Radioaerosol Studies in Ventilator Assisted Patients

QA Programs for Uptake Probes and Well Counters

Radioaerosol inhalation lung scanning in ventilator assisted patients is not only feasible but a valuable tool that can lead to important changes in patient management. However, in these patients, radioaerosols have been less readily accepted. It generally has been felt that the central bronchial deposition and poor peripheral penetration tendencies of radioaerosols are likely to be accentuated in this patient group. With technical improvements in current delivery systems, this appears to be less of a problem and has resulted in substantially increased clinical utilization in this patient population.
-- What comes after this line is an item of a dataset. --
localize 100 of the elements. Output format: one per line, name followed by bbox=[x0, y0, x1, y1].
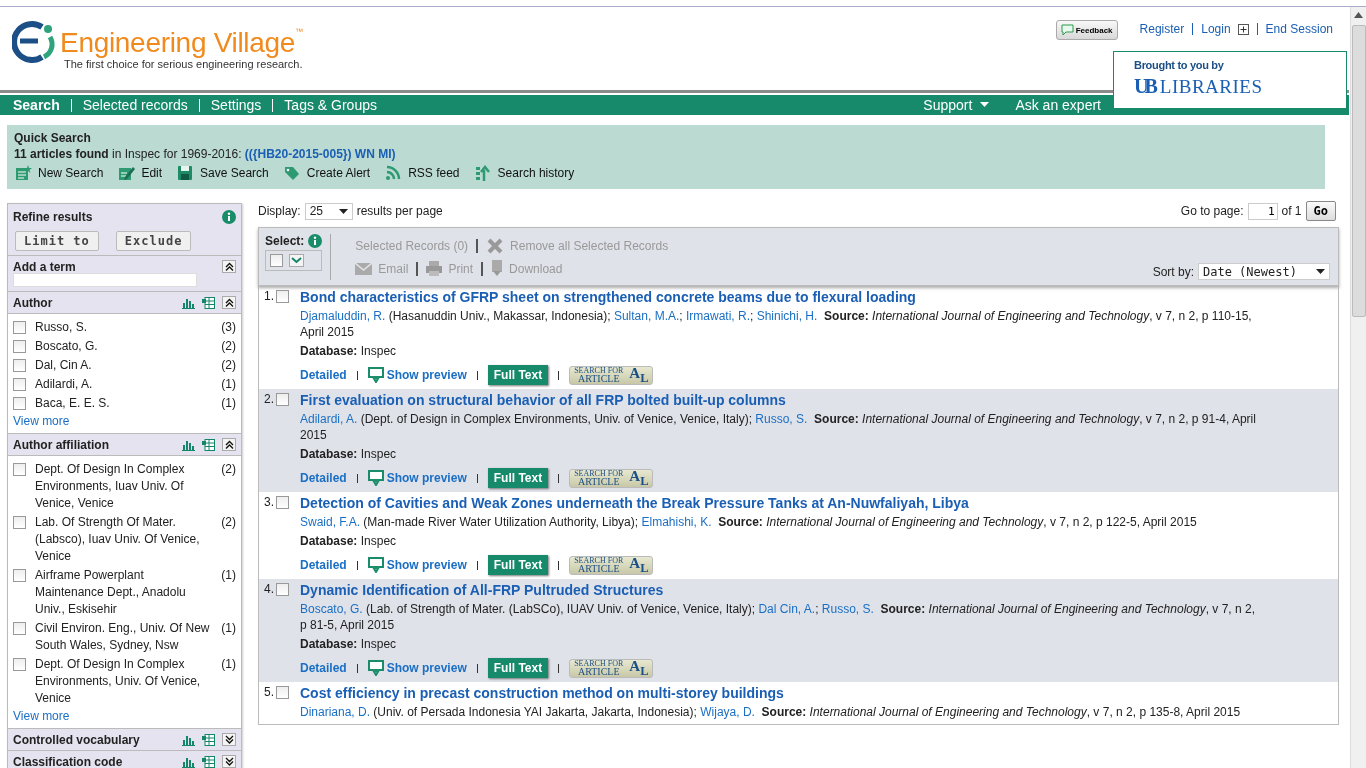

Lung scans on critically-ill ICU ventilator patients are rarely performed at the bedside and the patient must be transported to the nuclear medicine department where the procedure can be carried out interfacing the patient’s ventilator to a radioaerosol delivery system. This is where the respiratory therapist comes actively into the picture. Nuclear medicine technologists are justifiably reluctant to disrupt the ventilator circuit to interface the radioaerosol delivery system and many respiratory therapists often find themselves in the nuclear medicine department with a critically-ill vent patient and little or no training about nuclear medicine or lung scanning.
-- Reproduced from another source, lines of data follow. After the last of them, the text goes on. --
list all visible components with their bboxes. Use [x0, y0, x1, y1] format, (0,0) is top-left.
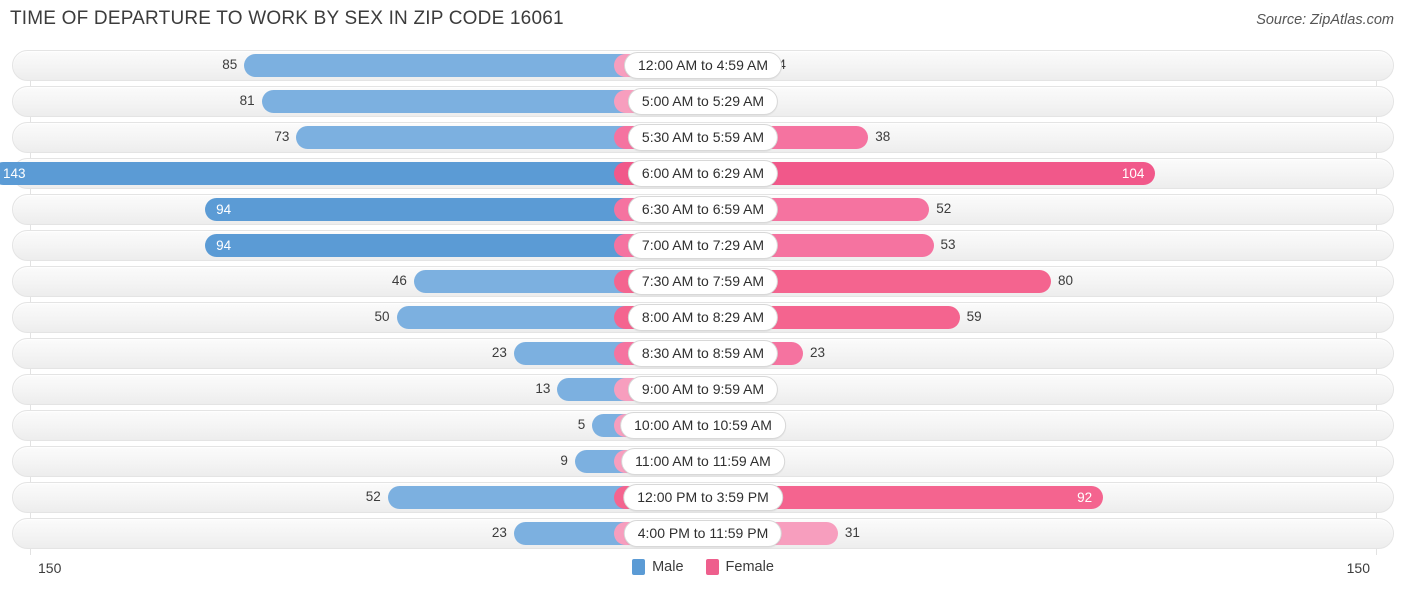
- chart-legend: Male Female: [0, 559, 1406, 575]
- category-label: 6:00 AM to 6:29 AM: [627, 160, 779, 187]
- bar-value-female: 53: [940, 237, 956, 252]
- plot-area: 851412:00 AM to 4:59 AM8195:00 AM to 5:2…: [0, 50, 1406, 555]
- category-label: 8:30 AM to 8:59 AM: [627, 340, 779, 367]
- category-label: 9:00 AM to 9:59 AM: [627, 376, 779, 403]
- bar-value-male: 9: [560, 453, 568, 468]
- bar-value-male: 81: [239, 93, 255, 108]
- category-label: 4:00 PM to 11:59 PM: [623, 520, 783, 547]
- legend-label: Male: [652, 559, 684, 575]
- table-row: 1399:00 AM to 9:59 AM: [0, 374, 1406, 405]
- table-row: 52 92 12:00 PM to 3:59 PM: [0, 482, 1406, 513]
- bar-value-female: 38: [875, 129, 891, 144]
- category-label: 5:00 AM to 5:29 AM: [627, 88, 779, 115]
- category-label: 7:30 AM to 7:59 AM: [627, 268, 779, 295]
- bar-value-male: 52: [365, 489, 381, 504]
- chart-container: TIME OF DEPARTURE TO WORK BY SEX IN ZIP …: [0, 0, 1406, 594]
- page-title: TIME OF DEPARTURE TO WORK BY SEX IN ZIP …: [10, 8, 564, 29]
- bar-value-male: 46: [391, 273, 407, 288]
- table-row: 94 52 6:30 AM to 6:59 AM: [0, 194, 1406, 225]
- table-row: 9611:00 AM to 11:59 AM: [0, 446, 1406, 477]
- table-row: 50 59 8:00 AM to 8:29 AM: [0, 302, 1406, 333]
- table-row: 94 53 7:00 AM to 7:29 AM: [0, 230, 1406, 261]
- category-label: 5:30 AM to 5:59 AM: [627, 124, 779, 151]
- legend-label: Female: [725, 559, 774, 575]
- legend-swatch-icon: [705, 559, 719, 575]
- bar-value-female: 52: [936, 201, 952, 216]
- bar-value-male: 73: [274, 129, 290, 144]
- bar-value-male: 23: [491, 525, 507, 540]
- bar-value-female: 104: [1121, 166, 1145, 181]
- bar-value-male: 94: [216, 238, 232, 253]
- bar-value-male: 50: [374, 309, 390, 324]
- category-label: 7:00 AM to 7:29 AM: [627, 232, 779, 259]
- table-row: 143 104 6:00 AM to 6:29 AM: [0, 158, 1406, 189]
- bar-value-female: 23: [810, 345, 826, 360]
- table-row: 23 23 8:30 AM to 8:59 AM: [0, 338, 1406, 369]
- table-row: 51210:00 AM to 10:59 AM: [0, 410, 1406, 441]
- legend-item-female[interactable]: Female: [705, 559, 774, 575]
- bar-rows: 851412:00 AM to 4:59 AM8195:00 AM to 5:2…: [0, 50, 1406, 554]
- source-attribution: Source: ZipAtlas.com: [1256, 12, 1394, 28]
- category-label: 12:00 AM to 4:59 AM: [624, 52, 782, 79]
- bar-male: 143: [0, 162, 703, 185]
- category-label: 11:00 AM to 11:59 AM: [621, 448, 785, 475]
- bar-value-female: 92: [1077, 490, 1093, 505]
- bar-value-female: 59: [966, 309, 982, 324]
- bar-value-male: 23: [491, 345, 507, 360]
- table-row: 46 80 7:30 AM to 7:59 AM: [0, 266, 1406, 297]
- bar-value-male: 94: [216, 202, 232, 217]
- category-label: 8:00 AM to 8:29 AM: [627, 304, 779, 331]
- legend-item-male[interactable]: Male: [632, 559, 684, 575]
- table-row: 851412:00 AM to 4:59 AM: [0, 50, 1406, 81]
- bar-value-male: 143: [2, 166, 26, 181]
- bar-value-male: 85: [222, 57, 238, 72]
- bar-value-female: 80: [1058, 273, 1074, 288]
- bar-value-male: 13: [535, 381, 551, 396]
- category-label: 12:00 PM to 3:59 PM: [623, 484, 783, 511]
- bar-value-female: 31: [844, 525, 860, 540]
- category-label: 6:30 AM to 6:59 AM: [627, 196, 779, 223]
- legend-swatch-icon: [632, 559, 646, 575]
- bar-value-male: 5: [577, 417, 586, 432]
- table-row: 23 31 4:00 PM to 11:59 PM: [0, 518, 1406, 549]
- category-label: 10:00 AM to 10:59 AM: [620, 412, 786, 439]
- table-row: 73 38 5:30 AM to 5:59 AM: [0, 122, 1406, 153]
- table-row: 8195:00 AM to 5:29 AM: [0, 86, 1406, 117]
Respiratory therapists who find themselves taking vent patients to nuclear medicine would be well served to make an appointment with one of the nuclear medicine technologists at a non-busy time and take the opportunity to see and examine that department’s choice of radioaerosol delivery system. This is an excellent preemptive opportunity for some meaningful interdisciplinary departmental in-service. Perhaps a practice run with a ventilator, a test lung and some saline in the nebulizer could be conducted as a learning experience so the procedure would not be foreign the next time it was conducted on a real patient. This would be a good time to discover any particular adapter or connectors that might be needed to facilitate the setup. Obtain the package literature for the specific radioaerosol delivery device in use, and read it carefully.
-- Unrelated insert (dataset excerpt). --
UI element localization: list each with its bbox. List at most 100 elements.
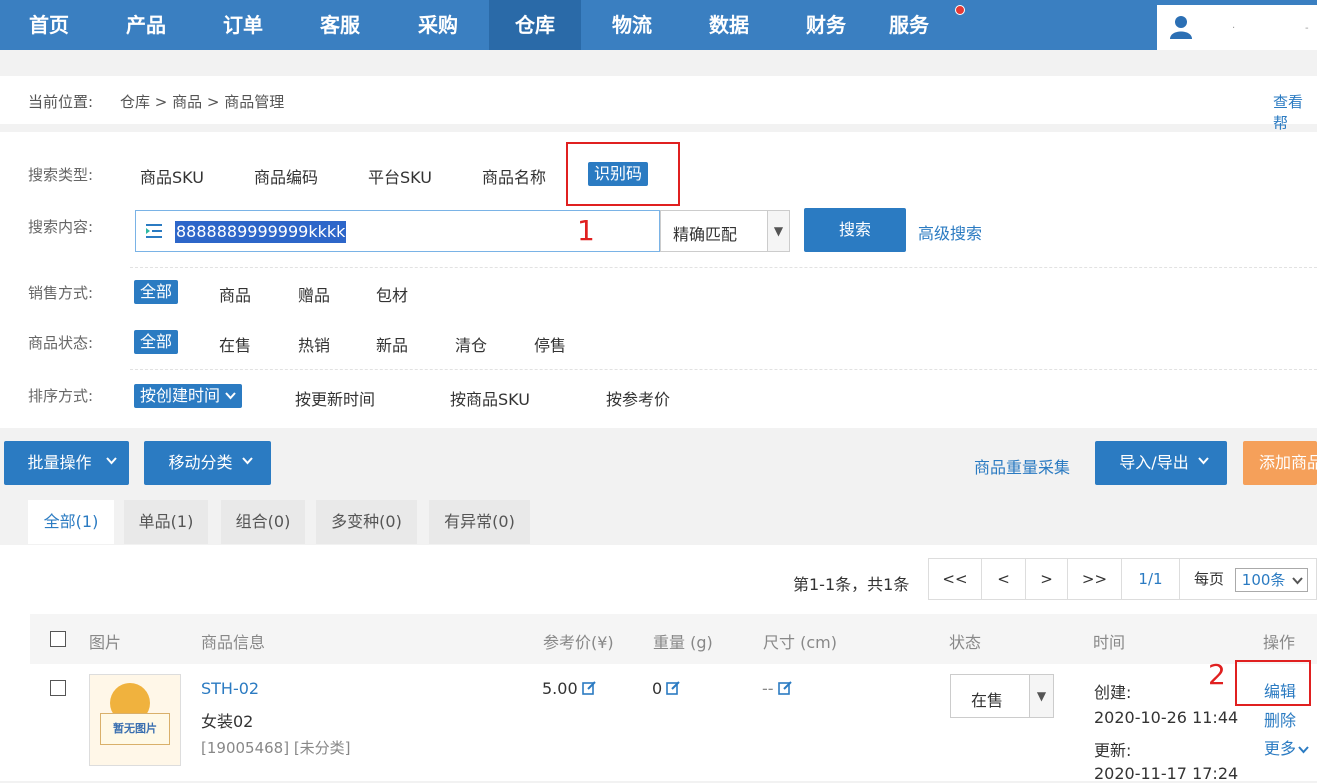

All of these devices have their own specialized lead shields that they are placed into during the procedure to minimize radiation exposure to the adjacent personnel. The shield must be placed close to the patient so it may be a good idea to obtain one and practice methods of arranging the shield, the patient and the ventilator to render an effective scan with a minimum of commotion. As a general rule of thumb, when interfacing these devices to the ventilator, the following scheme may apply: interface the ventilator, radioaerosol delivery system, shield and patient together and check for proper ventilation before introducing the radionuclide into the nebulizer. The patient port of the radioaerosol delivery system should be connected to the patient’s ETT or trach tube, using as short a length of tubing as possible to minimize rebreathed volume. The ‘Y’ piece of the ventilator tubing may be connected to the outlet of the HEPA or bacterial filter supplied with the radioaerosol delivery system. In this manner, any radioactive aerosol generated in the delivery system will be insufflated into the patient during the ventilator’s inspiratory phase. During exhalation, exhaled patient gas will pass through the device and its HEPA or bacterial filter, through the ventilator ‘Y’ and into the expiratory tubing on the ventilator. Any radioaerosol in the exhaled gas stream will be trapped in the HEPA or bacterial filter on the radioaerosol delivery device. The ventilator will, therefore, not be contaminated by radioactive exhaled aerosol and there should be no need to replace the circuit after the procedure. If needed, the respiratory therapist can make any ventilator adjustments based on the mechanical dead space volume.

Nuclear medicine technologists and respiratory therapists should develop a partnership to insure the safety of the patient is maintained while they are in the nuclear medicine department and high quality technical studies are performed.

1. McPeak, Michael; Nuclear medicine and the Respiratory therapist; Focus Journal Sept/Oct 2007, pp. 58- 59.